This is an article from the fall 2019 issue of LSA Magazine. Read more stories from the magazine.
It’s hard to imagine what kind of profound and transformative thoughts you would have access to if you attended all of the first-year performances and programming at the Shed, a new art space in New York’s tony Hudson Yards neighborhood.
The list of events is impressive, and it’s long. The space opened in April with “Soundtrack of America,” a performance directed by film director Steve McQueen celebrating African American music. After that came “Norma Jeane Baker of Troy,” a new dramatic work by former U-M professor Anne Carson. Later still was “Art and Disobedience with Boots Riley,” who directed last summer’s indie film Sorry to Bother You.
The Shed defines itself as a multidisciplinary art and performance space, with a heavy stress on the “multi.” The work there is multimedia, multigenre, multifaceted. One of the Shed’s spring exhibitions is a collaboration between visual artist Gerhard Richter and composers Steve Reich and Arvo Pärt that includes still images, choral singers, animation, and live instrumental music. A Björk concert features the Icelandic artist’s signature extravagant visual effects. Dragon Spring Phoenix Rise, a kung fu musical about twins who discover the power to extend life, opened over the summer.
Alumnus Justin Wong (A.B. ’16), who has worked at the Shed since before it opened, says the space’s meteoric opening and ambitious and intensely collaborative programming differentiate it from other cultural landmarks in the city.
“I grew up coming to these storied art institutions,” says Wong, who was raised on Long Island. “I grew up with the Metropolitan Opera and Lincoln Center and the Whitney Museum of American Art. You walk into them with this sense of history. You know what they do and you know that they arrived a long, long time ago. The Shed turns all of that on its head. It comes with the same gravitas, but it’s entirely new.”
The dexterity of the Shed’s programming is mirrored in its architecture.
The most visibly striking part of the Shed is its husk — an eight-million-pound shell that can move back and forth based on what’s happening in the space. An architectural and engineering attraction in its own right, the shell moves thanks to six steel “bogies” — basically giant six-foot-tall wheels — powered by six 15-horsepower engines.
The outer shell of the Shed, in New York’s Hudson Yards neighborhood, weighs eight million pounds and moves on six-foot-tall bogie wheels, expanding or contracting based on the needs of the art space. LSA alumnus Justin Wong began working at the Shed the year before it opened, when it was “just a skeleton with no escalator.”
For large events, the shell moves out to create an enclosed space for concerts and performances. On other days, it’s retracted to create a walking and sitting space for pedestrians.
Wong was able to witness the construction of the place from the outside — and inside.

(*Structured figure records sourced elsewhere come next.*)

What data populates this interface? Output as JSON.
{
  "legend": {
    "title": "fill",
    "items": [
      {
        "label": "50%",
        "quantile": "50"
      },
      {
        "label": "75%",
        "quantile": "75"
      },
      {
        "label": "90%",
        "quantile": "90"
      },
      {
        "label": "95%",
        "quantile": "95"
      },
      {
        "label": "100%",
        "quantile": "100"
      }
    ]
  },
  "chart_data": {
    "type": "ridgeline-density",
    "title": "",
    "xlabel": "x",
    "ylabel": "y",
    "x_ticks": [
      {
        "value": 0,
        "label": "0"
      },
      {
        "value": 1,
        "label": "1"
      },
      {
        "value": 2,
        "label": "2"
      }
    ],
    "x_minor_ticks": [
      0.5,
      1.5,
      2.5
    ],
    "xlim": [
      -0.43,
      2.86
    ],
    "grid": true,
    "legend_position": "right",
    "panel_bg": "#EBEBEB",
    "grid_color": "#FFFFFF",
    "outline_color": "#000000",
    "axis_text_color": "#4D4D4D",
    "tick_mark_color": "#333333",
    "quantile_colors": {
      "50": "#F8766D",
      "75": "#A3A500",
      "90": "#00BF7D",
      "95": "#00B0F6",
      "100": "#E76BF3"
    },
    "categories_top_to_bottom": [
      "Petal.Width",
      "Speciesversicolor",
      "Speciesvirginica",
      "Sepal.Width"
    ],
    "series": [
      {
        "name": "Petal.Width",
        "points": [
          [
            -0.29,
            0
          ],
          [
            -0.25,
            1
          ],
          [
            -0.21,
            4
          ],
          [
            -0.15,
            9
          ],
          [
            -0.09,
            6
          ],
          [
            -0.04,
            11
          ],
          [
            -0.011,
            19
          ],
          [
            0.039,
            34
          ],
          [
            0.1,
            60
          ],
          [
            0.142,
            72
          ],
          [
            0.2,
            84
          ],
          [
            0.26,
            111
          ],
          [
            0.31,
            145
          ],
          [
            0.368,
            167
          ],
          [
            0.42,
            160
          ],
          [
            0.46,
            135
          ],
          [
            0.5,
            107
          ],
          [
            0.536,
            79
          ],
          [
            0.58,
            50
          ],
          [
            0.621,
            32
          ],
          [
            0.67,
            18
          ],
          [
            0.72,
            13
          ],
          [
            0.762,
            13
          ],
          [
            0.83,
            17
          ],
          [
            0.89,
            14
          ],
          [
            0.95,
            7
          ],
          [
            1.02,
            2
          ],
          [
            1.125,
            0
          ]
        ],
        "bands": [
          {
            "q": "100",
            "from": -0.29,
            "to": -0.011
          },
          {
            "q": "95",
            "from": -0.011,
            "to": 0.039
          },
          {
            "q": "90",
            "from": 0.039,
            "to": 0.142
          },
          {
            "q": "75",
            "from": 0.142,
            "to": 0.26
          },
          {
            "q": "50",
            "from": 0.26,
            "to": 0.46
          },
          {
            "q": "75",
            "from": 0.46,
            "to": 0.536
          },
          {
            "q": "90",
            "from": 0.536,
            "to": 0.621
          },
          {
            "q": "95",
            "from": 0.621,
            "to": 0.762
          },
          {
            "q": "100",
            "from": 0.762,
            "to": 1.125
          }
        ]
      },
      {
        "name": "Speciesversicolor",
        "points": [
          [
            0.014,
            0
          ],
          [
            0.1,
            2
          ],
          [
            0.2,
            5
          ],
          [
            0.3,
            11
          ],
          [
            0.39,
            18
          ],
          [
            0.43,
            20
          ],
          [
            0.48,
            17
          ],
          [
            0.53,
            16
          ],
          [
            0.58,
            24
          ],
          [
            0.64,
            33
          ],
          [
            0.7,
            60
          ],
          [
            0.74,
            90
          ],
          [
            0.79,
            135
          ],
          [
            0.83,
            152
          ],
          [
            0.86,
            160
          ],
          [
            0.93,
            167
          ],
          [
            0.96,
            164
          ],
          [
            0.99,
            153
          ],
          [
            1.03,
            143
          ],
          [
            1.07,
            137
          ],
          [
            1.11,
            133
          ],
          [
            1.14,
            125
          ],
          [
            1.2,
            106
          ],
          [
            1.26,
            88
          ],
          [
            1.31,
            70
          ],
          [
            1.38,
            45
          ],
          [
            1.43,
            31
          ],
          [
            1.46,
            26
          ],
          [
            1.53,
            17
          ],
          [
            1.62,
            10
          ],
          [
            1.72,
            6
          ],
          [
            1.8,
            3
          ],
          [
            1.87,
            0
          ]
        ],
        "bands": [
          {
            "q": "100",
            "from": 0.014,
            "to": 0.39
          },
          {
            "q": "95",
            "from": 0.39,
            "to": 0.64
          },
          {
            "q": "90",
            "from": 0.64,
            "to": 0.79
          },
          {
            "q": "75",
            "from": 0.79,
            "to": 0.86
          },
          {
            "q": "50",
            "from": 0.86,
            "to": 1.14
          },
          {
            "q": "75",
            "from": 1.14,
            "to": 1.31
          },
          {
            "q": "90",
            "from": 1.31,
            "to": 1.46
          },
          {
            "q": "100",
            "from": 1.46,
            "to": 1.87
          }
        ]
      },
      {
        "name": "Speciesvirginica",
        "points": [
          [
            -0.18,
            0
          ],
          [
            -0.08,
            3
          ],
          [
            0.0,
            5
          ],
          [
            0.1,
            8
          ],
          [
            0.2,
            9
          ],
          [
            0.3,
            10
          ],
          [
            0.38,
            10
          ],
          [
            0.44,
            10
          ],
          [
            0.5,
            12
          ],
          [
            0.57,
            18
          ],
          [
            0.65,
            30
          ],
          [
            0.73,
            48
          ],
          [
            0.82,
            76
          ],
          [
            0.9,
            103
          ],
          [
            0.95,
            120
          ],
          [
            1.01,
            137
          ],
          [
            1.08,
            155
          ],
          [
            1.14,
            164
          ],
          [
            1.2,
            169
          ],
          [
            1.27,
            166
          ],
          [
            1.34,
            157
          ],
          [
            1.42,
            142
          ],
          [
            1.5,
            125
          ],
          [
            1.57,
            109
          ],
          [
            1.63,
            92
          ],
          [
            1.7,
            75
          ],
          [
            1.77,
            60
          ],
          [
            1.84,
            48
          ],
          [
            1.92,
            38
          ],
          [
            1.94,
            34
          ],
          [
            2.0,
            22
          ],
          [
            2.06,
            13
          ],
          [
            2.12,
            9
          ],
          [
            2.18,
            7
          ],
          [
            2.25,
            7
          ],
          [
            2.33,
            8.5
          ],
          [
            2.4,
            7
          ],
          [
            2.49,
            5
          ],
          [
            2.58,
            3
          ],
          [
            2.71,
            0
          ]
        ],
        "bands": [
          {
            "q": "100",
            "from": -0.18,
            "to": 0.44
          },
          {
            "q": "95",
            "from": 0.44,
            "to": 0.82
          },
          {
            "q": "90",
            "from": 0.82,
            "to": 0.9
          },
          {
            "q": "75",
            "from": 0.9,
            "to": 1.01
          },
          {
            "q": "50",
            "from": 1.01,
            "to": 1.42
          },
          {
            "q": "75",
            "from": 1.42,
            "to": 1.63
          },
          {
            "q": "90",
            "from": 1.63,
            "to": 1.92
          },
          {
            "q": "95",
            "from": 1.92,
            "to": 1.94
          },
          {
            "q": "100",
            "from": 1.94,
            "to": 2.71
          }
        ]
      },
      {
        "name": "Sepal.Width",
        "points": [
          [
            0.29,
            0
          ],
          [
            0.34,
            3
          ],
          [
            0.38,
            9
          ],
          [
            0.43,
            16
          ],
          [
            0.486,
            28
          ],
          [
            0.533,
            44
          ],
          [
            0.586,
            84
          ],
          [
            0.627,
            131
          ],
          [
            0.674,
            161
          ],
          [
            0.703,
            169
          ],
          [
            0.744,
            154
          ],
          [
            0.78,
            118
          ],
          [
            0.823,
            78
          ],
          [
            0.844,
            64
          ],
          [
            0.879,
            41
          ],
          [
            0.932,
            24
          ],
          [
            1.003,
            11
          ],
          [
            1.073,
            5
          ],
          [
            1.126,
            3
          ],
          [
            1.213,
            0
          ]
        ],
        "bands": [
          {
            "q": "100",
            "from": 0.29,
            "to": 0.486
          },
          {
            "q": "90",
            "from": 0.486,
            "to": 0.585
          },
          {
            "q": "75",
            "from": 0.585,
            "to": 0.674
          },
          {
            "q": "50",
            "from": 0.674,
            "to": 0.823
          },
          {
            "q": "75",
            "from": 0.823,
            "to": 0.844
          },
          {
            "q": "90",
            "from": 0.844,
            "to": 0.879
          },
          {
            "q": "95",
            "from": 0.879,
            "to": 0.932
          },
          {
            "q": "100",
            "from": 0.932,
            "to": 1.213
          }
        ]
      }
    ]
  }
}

“I started working here in July 2018,” Wong says. “Back then it was just a skeleton with no escalator. Now it’s a real building, and it’s entirely new. I’ve never been a part of anything like it.”
Fuel for Life
Wong had trouble deciding on a major at U-M — a lot of trouble. So much trouble that he switched majors ten times in his first three semesters.
Eventually, though, he landed on a double major, studying history of art and Chinese language. His studies, along with a transformative internship at U-M’s University Musical Society, became an engine that has powered his career since school.
“It’s not necessarily the material. It’s not about sixteenth-century German furniture,” Wong says. “It’s about the amount of detail you have to pay attention to, as far as art history. It’s not just the content of the painting that you’re looking at, it’s all the way down to the type of wood on the frame — all of those details are important. Learning to pay close attention, to think and write critically, those are the only reasons that I can do what I’m doing today.
“And Chinese has opened so many doors,” Wong continues. “Having more than a single way to think about things really makes the world more malleable.”
After school, Wong landed two part-time internships: one at the Ghostly International record label, started by fellow LSA history of art alum Sam Valenti IV (A.B. ’02), and one at the Williamsburg music venue National Sawdust. He eventually was offered a full-time position at National Sawdust, and from there moved to the Shed.
At the Shed, Wong does everything from greeting esteemed guests at the front door to ensuring that performances, fundraising events, and high-level meetings are planned and executed perfectly.
“My team makes sure that the ship keeps running,” Wong says. “Every day and every project is different. I just have to be there and make myself available to get done whatever needs to get done that day.”
Wong says the job challenges him in ways he wasn’t expecting in terms of the kind of work that he ends up doing, the people he ends up connecting with, and the amount of effort it takes to make a home for the Shed’s raft of challenging, complicated art pieces.
“We worked so hard to get ready for the opening, and it felt like we were getting close to the finish line, but really it was the starting line,” Wong says with a laugh. “It’s going to be a big year.”